24 Agustus 2012

First RAAF JSF Starts to Come Together

24 Agustus 2012

Australia acquires JSF's conventional takeoff and landing (CTOL) variant (photo : Australian Aviation)

AUSTRALIA'S very first Joint Strike Fighter (JSF) is starting to come together.

The aircraft, named AU-1, exists only as a series of sub-assemblies now being manufactured at Lockheed Martin facilities around the United States.

The largest, a complex centre wing section, bears no resemblance to a finished aircraft.

Lockheed Martin's JSF program head Tom Burbage said it was being made in Lockheed Martin's facility in Marietta, Georgia.

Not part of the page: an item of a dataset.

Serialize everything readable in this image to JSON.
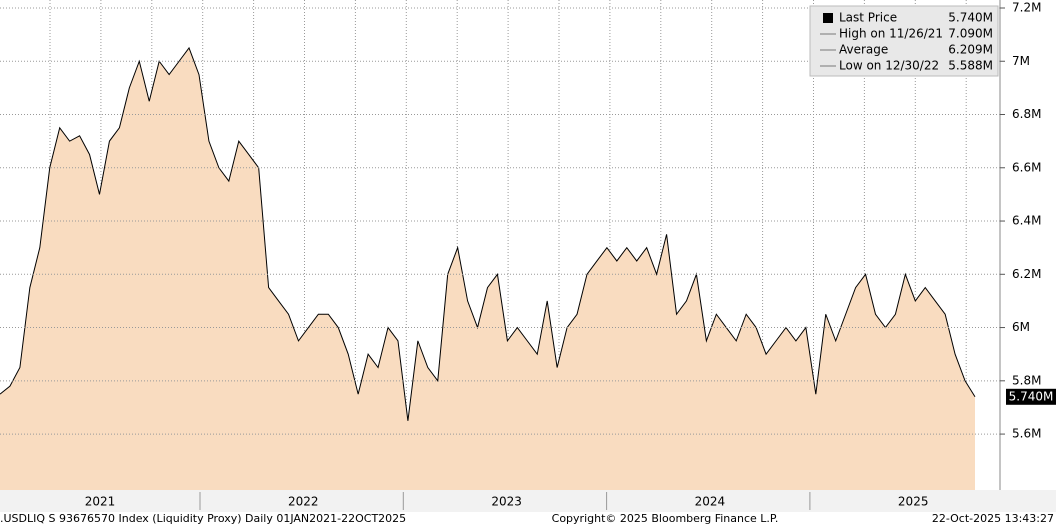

"Then it will come to Fort Worth and be made into a full wing. The inlets for the centre body are starting right about now," he told journalists at a media briefing.

"Then we will start assembling the centre body. The wing starts first, and then the centre starts and the aft starts and then they all come into Fort Worth."

In another development, the first Australian-made part for the first Australian JSF will be officially unveiled at a ceremony at Melbourne engineering firm Lovitt Technologies on Friday.

The company has been making JSF parts for five years, but this part, an aluminium bracket, is destined for AU-1's centre wing section.

"It is a small part, but it is pretty complicated in terms of stresses," Mr Burbage said.

The event will be attended by Mr Burbage, Defence Materiel Minister Jason Clare and Air Vice Marshal Kym Osley, head of defence's new air combat capability program.

Australia is considering acquiring up to 100 JSF aircraft to be the nation's principal combat aircraft out to mid-century.

But so far the government is firmly committed to just two, with a decision on the next tranche of 12 deferred for about two years.

JSF has been regularly criticised as likely to cost too much, be late and unable to deliver the promised capability.

Mr Burbage said the test program was making good progress on fixing some problems, including making the helmet-mounted display work properly at night using the aircraft's sensors.

He said decisions by Japan and Israel to acquire JSFs showed their confidence in the program.

JSF's conventional takeoff and landing (CTOL) variant, which Australia is acquiring, is well ahead of its planned test schedule and is now almost 50 per cent of the way through its flight testing.